Firstly there has been a suggestion that the funding to rebuild the pavilion may not be forthcoming, so it is incumbent upon the Planning Authority to make sure that the plans are firm and agreed with the funding Authority, and are not just an aspiration of the Applicant, as it would be a great shame to sacrifice an important publicly owned tree for a reason that then disappeared.
Secondly, it is possible with some imagination, and a conscience, to design a building that is close to a tree so that it "includes" the tree - take a look at the Visitor Centre at Clifton Suspension Bridge to see such an example in North Somerset.
So why damage an important tree to such an extent that it is likely to be doomed, to suit a building that might not happen, when the tree (one branch!) need not interfere with the building, were it to be built, anyway?
The TPO status:
One has to ask "What will happen to the form of this tree if it is "re-shaped" in this way"? It looks to me that it would be transformed into the shape of a ridiculous lollipop. Importantly it would no longer look in any way like a mature Ash tree.
The Tree Evaluation Method for Preservation Orders (TEMPO) is a scoring system for deciding whether a tree deserves/merits a TPO. Part of the scoring is an assessment as to whether the trees does or does not have remaining longevity, and has a good form. If this Ash tree undergoes this crown reduction it will no longer have the form of an Ash, and will have been further damaged (the two episodes of trenching amongst its roots being earlier episodes) likely to reduce its life span - i.e. its longevity. A crown reduction/lift of this magnitude is likely of itself to reduce its longevity.
Indeed a recent planning application (20/02457) to fell an Ash tree in a Conservation Area (Clifton, Bristol) was granted because the tree could not be "saved" in the only way possible under those circumstances, by being made the subject of a TPO, one of the reasons being because, and I quote "The tree has been heavily crown lifted in the past which detracts from the trees natural habit."
So, because of previous heavy crown lifting the form of that tree in Clifton had been spoiled, and it did not merit the granting of a TPO, and it is to be felled. There was early Ash die-back, but as said earlier, of itself that is not a reason to fell a tree. There has not been a suggestion that this Ash, the subject of the Application at Stoke Lodge, has Ash die-back.
The Ash tree which is the subject of this Application already has a TPO. If this work is carried out, and then there are further/future applications to do things to it (and who knows by whom and when?) then it has to merit its TPO status all over again - and may lose it because of its form following this crown lifting, were this to go ahead. If it loses its TPO status then, and by not being in a Conservation Area, there would be no need to make an application to do anything to it - it would lose all its current protection, and who can tell what might then happen to it? We could hazard a guess.
Please deny this Application. It is quite unnecessary to risk the future health of this already compromised tree. There is a strong possibility the Pavilion will not be rebuilt.

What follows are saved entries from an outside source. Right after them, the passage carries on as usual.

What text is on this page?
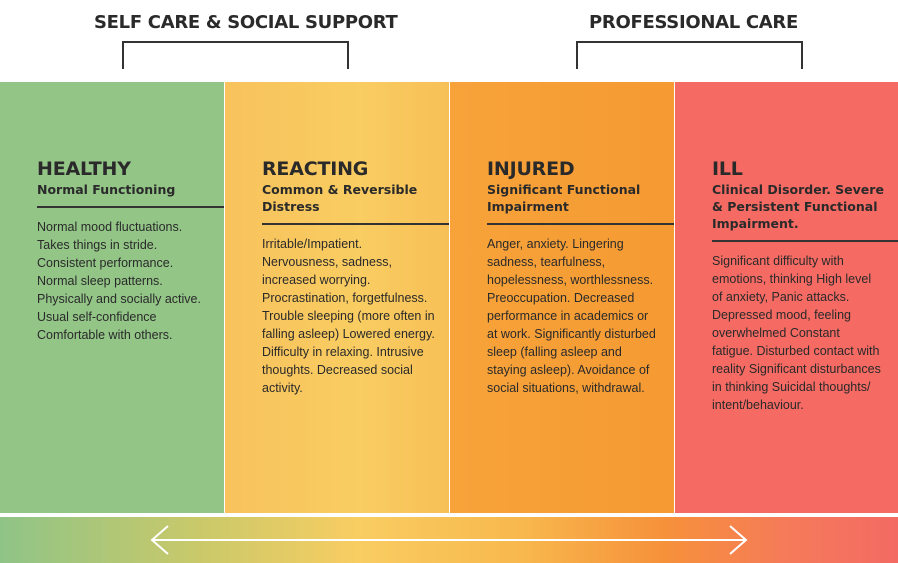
SELF CARE & SOCIAL SUPPORT	PROFESSIONAL CARE
HEALTHY
Normal Functioning
Normal mood fluctuations. Takes things in stride. Consistent performance. Normal sleep patterns. Physically and socially active. Usual self-confidence Comfortable with others.
REACTING
Common & Reversible Distress
Irritable/Impatient. Nervousness, sadness, increased worrying. Procrastination, forgetfulness. Trouble sleeping (more often in falling asleep) Lowered energy. Difficulty in relaxing. Intrusive thoughts. Decreased social activity.
INJURED
Significant Functional Impairment
Anger, anxiety. Lingering sadness, tearfulness, hopelessness, worthlessness. Preoccupation. Decreased performance in academics or at work. Significantly disturbed sleep (falling asleep and staying asleep). Avoidance of social situations, withdrawal.
ILL
Clinical Disorder. Severe & Persistent Functional Impairment.
Significant difficulty with emotions, thinking High level of anxiety, Panic attacks. Depressed mood, feeling overwhelmed Constant fatigue. Disturbed contact with reality Significant disturbances in thinking Suicidal thoughts/ intent/behaviour.
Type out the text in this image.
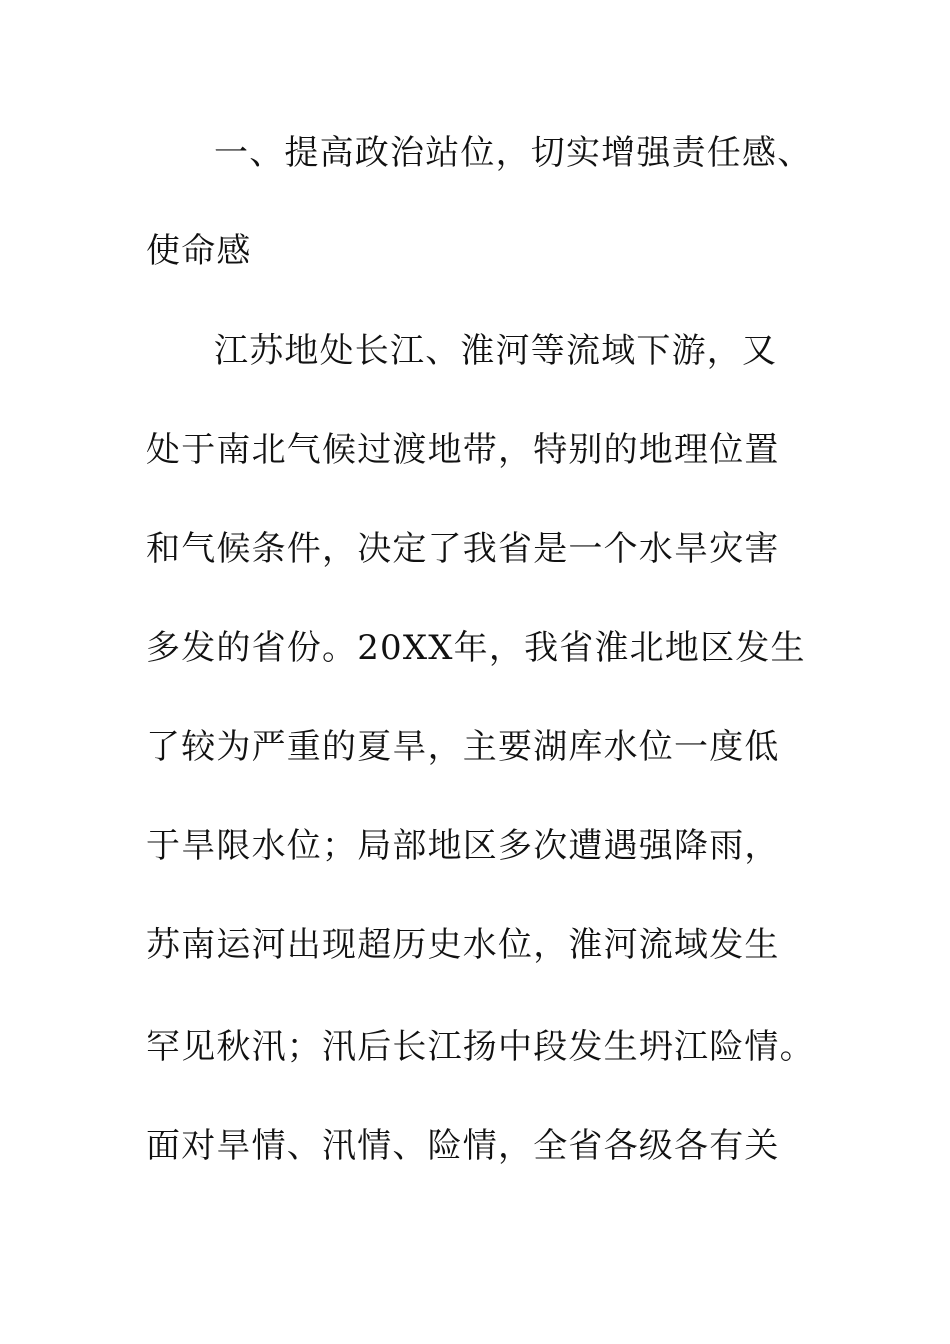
一、提高政治站位，切实增强责任感、
使命感
江苏地处长江、淮河等流域下游，又
处于南北气候过渡地带，特别的地理位置
和气候条件，决定了我省是一个水旱灾害
多发的省份。20XX年，我省淮北地区发生
了较为严重的夏旱，主要湖库水位一度低
于旱限水位；局部地区多次遭遇强降雨，
苏南运河出现超历史水位，淮河流域发生
罕见秋汛；汛后长江扬中段发生坍江险情。
面对旱情、汛情、险情，全省各级各有关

I suspect the reason, or at least another reason, for this Application is for CCTV observation of the whole site, as there was an earlier Application for similar works to this tree for just this purpose - 19/04039.
That Application is strangely no longer visible on the Planning Portal so I give the wording of it here from documents I saved:
"Ash (T8) Remove the lowest 6 branches on the south side of the tree and crown lift by removing secondary laterals to give a minimum clearance of 1.5m branches above to clear both the side and the top of tower to allow for the installation of CCTV cameras. TPO 1192".
That Application had nothing to do with the tree itself, and I strongly suspect that this Application hasn't either. What a sacrifice!